Fondsen werven voor een nieuw Zuid-Afrika
In deze tweede week van het Change the Game debat onderzoeken we hoe lokale fondsenwerving en claim-making in de praktijk werken. Gisteren ging dat over Kenia, vandaag over Zuid-Afrika. Uit onderzoek blijkt dat in Zuid-Afrika mensen uit alle lagen van de bevolking hulp willen bieden aan hun landgenoten in nood. Vice Versa vroeg drie ervaringsdeskundigen op het gebied van lokale fondsenwerving en claim-making naar hun ervaringen in de praktijk.

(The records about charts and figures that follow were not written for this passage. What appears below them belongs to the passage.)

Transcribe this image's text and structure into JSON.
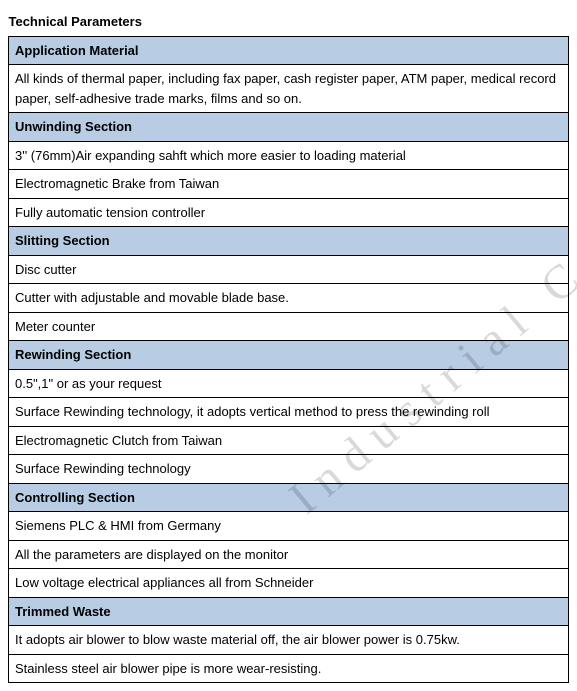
{
  "title": "Technical Parameters",
  "watermark_text": "Industrial Co.",
  "colors": {
    "header_bg": "#b8cce4",
    "border": "#000000",
    "text": "#000000",
    "watermark": "rgba(0,0,0,0.15)"
  },
  "sections": [
    {
      "header": "Application Material",
      "rows": [
        "All kinds of thermal paper, including fax paper, cash register paper, ATM paper, medical record paper, self-adhesive trade marks, films and so on."
      ]
    },
    {
      "header": "Unwinding Section",
      "rows": [
        "3'' (76mm)Air expanding sahft which more easier to loading material",
        "Electromagnetic Brake from Taiwan",
        "Fully automatic tension controller"
      ]
    },
    {
      "header": "Slitting Section",
      "rows": [
        "Disc cutter",
        "Cutter with adjustable and movable blade base.",
        "Meter counter"
      ]
    },
    {
      "header": "Rewinding Section",
      "rows": [
        "0.5\",1\" or as your request",
        "Surface Rewinding technology, it adopts vertical method to press the rewinding roll",
        "Electromagnetic Clutch from Taiwan",
        "Surface Rewinding technology"
      ]
    },
    {
      "header": "Controlling Section",
      "rows": [
        "Siemens PLC & HMI from Germany",
        "All the parameters are displayed on the monitor",
        "Low voltage electrical appliances all from Schneider"
      ]
    },
    {
      "header": "Trimmed Waste",
      "rows": [
        "It adopts air blower to blow waste material off, the air blower power is 0.75kw.",
        "Stainless steel air blower pipe is more wear-resisting."
      ]
    }
  ]
}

‘Het zijn niet alleen mensen uit de middenklasse die geld doneren aan de armen, onze ervaring is dat er juist ook veel geld bij de arme bevolking vandaan komt.’ Aan het woord is Tina Thiart, een bekende mensenrechtenactivist uit Zuid-Afrika die bekent staat als ‘fondsenwervings goeroe’. Thiart werkte jaren lang voor de Women’s Hope Education and Training Trust (WHEAT). De organisatie helpt vrouwen met educatie, training en een duurzaam inkomen. Inmiddels heeft ze een eigen bedrijf opgericht, HGG NPO Sustainability Solutions, dat lokale ngo’s helpt om duurzaam te worden.
1000 Women United
In 1998 realiseerde Thiart zich dat er een verandering plaatsvond op het gebied van internationale fondsenwerving. Westerse overheden gaven hun geld liever in de vorm van begrotingssteun aan lokale overheden dan aan ngo’s. Hierop besloot zij dat er verandering moest komen in het werven van fondsen voor organisaties in Zuid-Afrika en dit werd haar missie voor de komende decennia.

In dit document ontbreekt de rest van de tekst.